Na Casa dos Comuns, a câmara baixa do Parlamento britânico (na câmara alta têm assento os lordes), defendeu o acolhimento das três mil crianças sírias que chegaram à Europa sem família.

Foi a primeira da sua família a chegar à Universidade. Não deu o tempo por perdido. Em Cambridge, licenciou-se em Estudos Políticos e Sociais e, no London School of Economics, aprofundou os conhecimentos numa área diametralmente oposta.

Ainda jovem, trabalhou na primeira campanha eleitoral de Barack Obama. O seu perfil e a paixão por causas sociais fizeram-na subir na Oxfam, organização internacional fundada em Inglaterra, em 1942, por um grupo de intelectuais, activistas e académicos de Oxford, liderado pelo cónego Theodore Richard Milford, com o objectivo de convencer o Governo britânico a permitir o envio de alimentos às populações famintas da Grécia, então ocupada pelos Nazis.

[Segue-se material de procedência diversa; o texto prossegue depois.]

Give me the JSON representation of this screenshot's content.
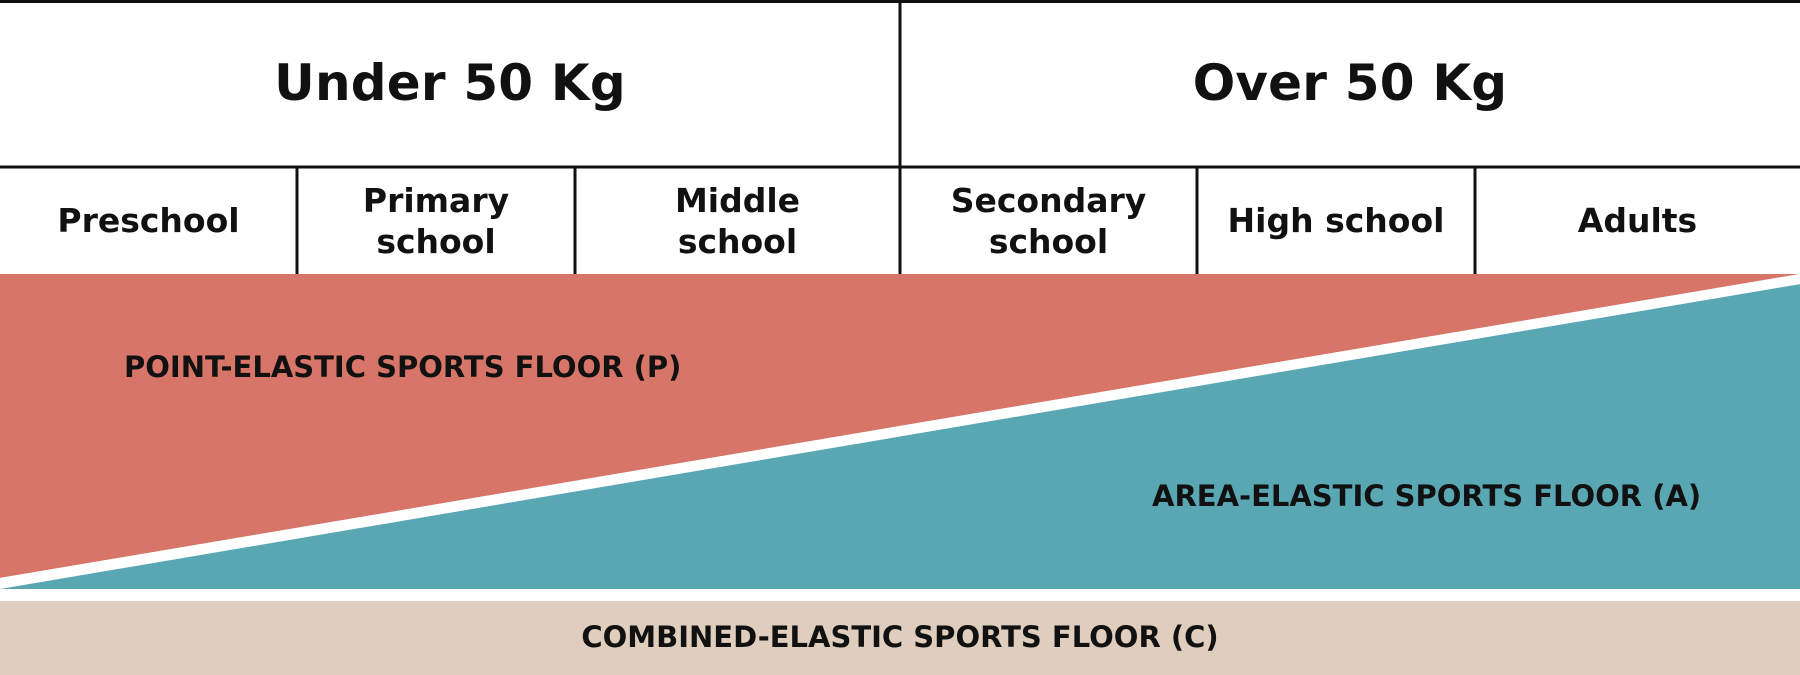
{
  "weight_groups": [
    {
      "label": "Under 50 Kg"
    },
    {
      "label": "Over 50 Kg"
    }
  ],
  "age_groups": [
    {
      "label": "Preschool"
    },
    {
      "label": "Primary school"
    },
    {
      "label": "Middle school"
    },
    {
      "label": "Secondary school"
    },
    {
      "label": "High school"
    },
    {
      "label": "Adults"
    }
  ],
  "floors": {
    "point": {
      "label": "POINT-ELASTIC SPORTS FLOOR (P)",
      "color": "#d77568"
    },
    "area": {
      "label": "AREA-ELASTIC SPORTS FLOOR (A)",
      "color": "#5aa7b4"
    },
    "combined": {
      "label": "COMBINED-ELASTIC SPORTS FLOOR (C)",
      "color": "#dfcebd"
    }
  },
  "colors": {
    "line": "#111111",
    "background": "#ffffff",
    "text": "#111111"
  }
}
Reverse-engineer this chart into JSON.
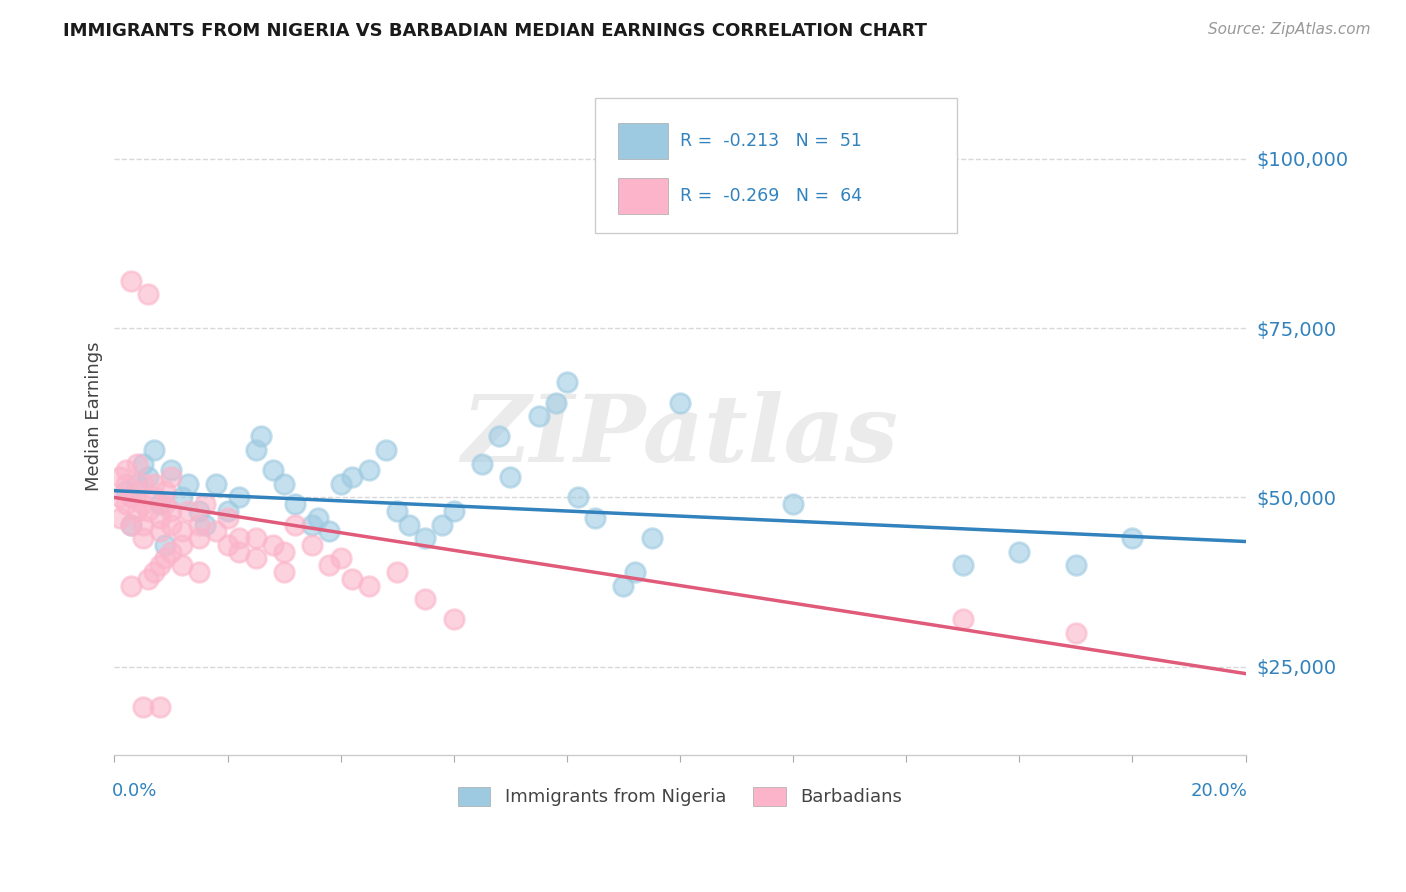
{
  "title": "IMMIGRANTS FROM NIGERIA VS BARBADIAN MEDIAN EARNINGS CORRELATION CHART",
  "source": "Source: ZipAtlas.com",
  "ylabel": "Median Earnings",
  "ytick_labels": [
    "$25,000",
    "$50,000",
    "$75,000",
    "$100,000"
  ],
  "ytick_values": [
    25000,
    50000,
    75000,
    100000
  ],
  "xlim": [
    0.0,
    0.2
  ],
  "ylim": [
    12000,
    112000
  ],
  "scatter_nigeria": [
    [
      0.002,
      51000
    ],
    [
      0.003,
      46000
    ],
    [
      0.004,
      52000
    ],
    [
      0.005,
      55000
    ],
    [
      0.006,
      53000
    ],
    [
      0.007,
      57000
    ],
    [
      0.008,
      49000
    ],
    [
      0.009,
      43000
    ],
    [
      0.01,
      54000
    ],
    [
      0.012,
      50000
    ],
    [
      0.013,
      52000
    ],
    [
      0.015,
      48000
    ],
    [
      0.016,
      46000
    ],
    [
      0.018,
      52000
    ],
    [
      0.02,
      48000
    ],
    [
      0.022,
      50000
    ],
    [
      0.025,
      57000
    ],
    [
      0.026,
      59000
    ],
    [
      0.028,
      54000
    ],
    [
      0.03,
      52000
    ],
    [
      0.032,
      49000
    ],
    [
      0.035,
      46000
    ],
    [
      0.036,
      47000
    ],
    [
      0.038,
      45000
    ],
    [
      0.04,
      52000
    ],
    [
      0.042,
      53000
    ],
    [
      0.045,
      54000
    ],
    [
      0.048,
      57000
    ],
    [
      0.05,
      48000
    ],
    [
      0.052,
      46000
    ],
    [
      0.055,
      44000
    ],
    [
      0.058,
      46000
    ],
    [
      0.06,
      48000
    ],
    [
      0.065,
      55000
    ],
    [
      0.068,
      59000
    ],
    [
      0.07,
      53000
    ],
    [
      0.075,
      62000
    ],
    [
      0.078,
      64000
    ],
    [
      0.08,
      67000
    ],
    [
      0.082,
      50000
    ],
    [
      0.085,
      47000
    ],
    [
      0.09,
      37000
    ],
    [
      0.092,
      39000
    ],
    [
      0.095,
      44000
    ],
    [
      0.1,
      64000
    ],
    [
      0.12,
      49000
    ],
    [
      0.15,
      40000
    ],
    [
      0.16,
      42000
    ],
    [
      0.17,
      40000
    ],
    [
      0.18,
      44000
    ]
  ],
  "scatter_barbadian": [
    [
      0.001,
      50000
    ],
    [
      0.001,
      53000
    ],
    [
      0.001,
      47000
    ],
    [
      0.002,
      54000
    ],
    [
      0.002,
      49000
    ],
    [
      0.002,
      52000
    ],
    [
      0.003,
      82000
    ],
    [
      0.003,
      46000
    ],
    [
      0.003,
      50000
    ],
    [
      0.004,
      51000
    ],
    [
      0.004,
      48000
    ],
    [
      0.004,
      55000
    ],
    [
      0.005,
      49000
    ],
    [
      0.005,
      52000
    ],
    [
      0.005,
      46000
    ],
    [
      0.005,
      44000
    ],
    [
      0.006,
      80000
    ],
    [
      0.006,
      48000
    ],
    [
      0.007,
      52000
    ],
    [
      0.007,
      50000
    ],
    [
      0.008,
      47000
    ],
    [
      0.008,
      45000
    ],
    [
      0.009,
      51000
    ],
    [
      0.009,
      49000
    ],
    [
      0.01,
      48000
    ],
    [
      0.01,
      46000
    ],
    [
      0.01,
      53000
    ],
    [
      0.012,
      45000
    ],
    [
      0.012,
      43000
    ],
    [
      0.013,
      48000
    ],
    [
      0.015,
      46000
    ],
    [
      0.015,
      44000
    ],
    [
      0.016,
      49000
    ],
    [
      0.018,
      45000
    ],
    [
      0.02,
      43000
    ],
    [
      0.02,
      47000
    ],
    [
      0.022,
      44000
    ],
    [
      0.022,
      42000
    ],
    [
      0.025,
      44000
    ],
    [
      0.025,
      41000
    ],
    [
      0.028,
      43000
    ],
    [
      0.03,
      42000
    ],
    [
      0.03,
      39000
    ],
    [
      0.032,
      46000
    ],
    [
      0.035,
      43000
    ],
    [
      0.038,
      40000
    ],
    [
      0.04,
      41000
    ],
    [
      0.042,
      38000
    ],
    [
      0.045,
      37000
    ],
    [
      0.05,
      39000
    ],
    [
      0.055,
      35000
    ],
    [
      0.06,
      32000
    ],
    [
      0.005,
      19000
    ],
    [
      0.008,
      19000
    ],
    [
      0.15,
      32000
    ],
    [
      0.17,
      30000
    ],
    [
      0.003,
      37000
    ],
    [
      0.006,
      38000
    ],
    [
      0.007,
      39000
    ],
    [
      0.008,
      40000
    ],
    [
      0.009,
      41000
    ],
    [
      0.01,
      42000
    ],
    [
      0.012,
      40000
    ],
    [
      0.015,
      39000
    ]
  ],
  "line_nigeria": {
    "x0": 0.0,
    "y0": 51000,
    "x1": 0.2,
    "y1": 43500
  },
  "line_barbadian": {
    "x0": 0.0,
    "y0": 50000,
    "x1": 0.2,
    "y1": 24000
  },
  "nigeria_scatter_color": "#9ecae1",
  "barbadian_scatter_color": "#fbb4c9",
  "nigeria_line_color": "#3182bd",
  "barbadian_line_color": "#e05a7a",
  "ytick_color": "#3182bd",
  "watermark": "ZIPatlas",
  "background_color": "#ffffff",
  "grid_color": "#d8d8d8"
}
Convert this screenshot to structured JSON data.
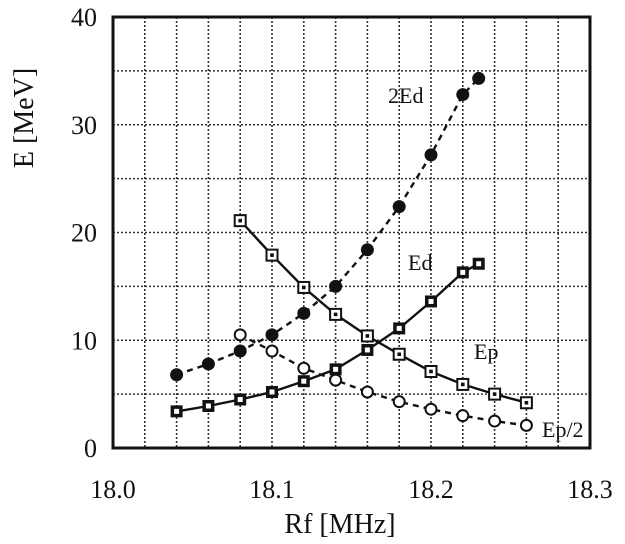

Hoje as causas são outras e Jo Cox estava embrenhada nelas até à medula, tal como o marido, Brendan Cox, antigo executivo da organização não-governamental Save the Children e conselheiro do Partido Trabalhista. Trabalhavam em duas frentes pelas crianças. A sua atenção estava, nos últimos tempos, centrada na Síria. Nos meninos que a guerra fizera órfãos, que separara das famílias, muitas delas acabaram por vir parar à Europa sozinhas.

Pelas crianças sírias e pelo seu direito a um tecto, que lhes assegurasse cuidados e afectos, bateu-se no Parlamento Britânico. A sua eleição como deputada em 2015 levou-a para o grupo parlamentar "Amigos da Síria", que co-presidiu e onde se discutia a abordagem britânica à guerra civil no país de Bashar al-Assad. Como deputada, posicionou-se sempre a favor da imigração e da diversidade, dois dos ingredientes que fortaleceram o Reino Unido.

"As nossas comunidades foram profundamente beneficiadas pela imigração, seja de católicos irlandeses ou de muçulmanos de Gujarat, na Índia, ou do Paquistão", afirmou, em Junho do ano passado, num dos primeiros discursos que fez na casa das leis.

Na quinta-feira, 15, Cox regressou ao seu condado natal, em West Yorshire, para fazer campanha contra a saída do Reino Unido da União Europeia. Passavam poucos minutos da uma da tarde, quando, acompanhada pelo seu assistente, saiu da Biblioteca de Birstall, na Market Street, depois de um encontro com moradores. A partir daqui os relatos são difusos e ainda imprecisos. Há quem diga que foi baleada depois de intervir numa discussão, tentando apaziguar os envolvidos na contenda; há relatos da aproximação de um homem que lhe desferiu três tiros e, depois, com ela já no chão, continuou a agressão com uma arma branca.

"Perdemos uma mulher maravilhosa, perdemos uma deputada maravilhosa, mas a nossa democracia continuará. O seu trabalho perdurará. Enquanto estamos de luto, trabalharemos em nome da sua memória para chegarmos a um mundo melhor para o qual ela passou a vida a trabalhar", testemunhou o líder do Partido Trabalhista Jeremy Corbyn, enfatizando o retrato feito pelo primeiro-ministro britânico, David Cameron: "Perdemos uma grande estrela. Ela era uma grande deputada em luta com uma compaixão enorme, com um grande coração".

O agressor, descrito como um sujeito pacato, sem emprego e sem carro, que fazia a vida ajudando os vizinhos nas tarefas de jardinagem, terá gritado repetidamente "Britain, first" (nome de um partido de extrema-direita, anti imigração), enquanto desferia os tiros e a apunhalava. Não fugiu, não resistiu. Manteve-se deitado, manietado pela polícia, cara voltada para o chão. Em silêncio, encolhido pelo ódio. Morto por dentro. Mais morto do que Cox. Ela viverá nos filhos que gerou, no trabalho que desenvolveu, no exemplo que deu.

Pouco depois de conhecida a morte, o marido de Jo escreveu aquele que podia ser o testamento político da mulher. "Ela quereria duas coisas acima de tudo. A primeira, que os nossos preciosos filhos sejam banhados em amor. E, em segundo lugar, que nos unamos na luta contra o ódio que a matou. O ódio não tem credo, raça ou religião. É venenoso".

Absorver estas palavras é a melhor forma de homenagear uma "mulher que acreditava num mundo melhor e se bateu por ele todos os dias" e de lembrar todas as vítimas do ódio, quer seja no Reino Unido, em Orlando, ou noutro qualquer lugar do mundo.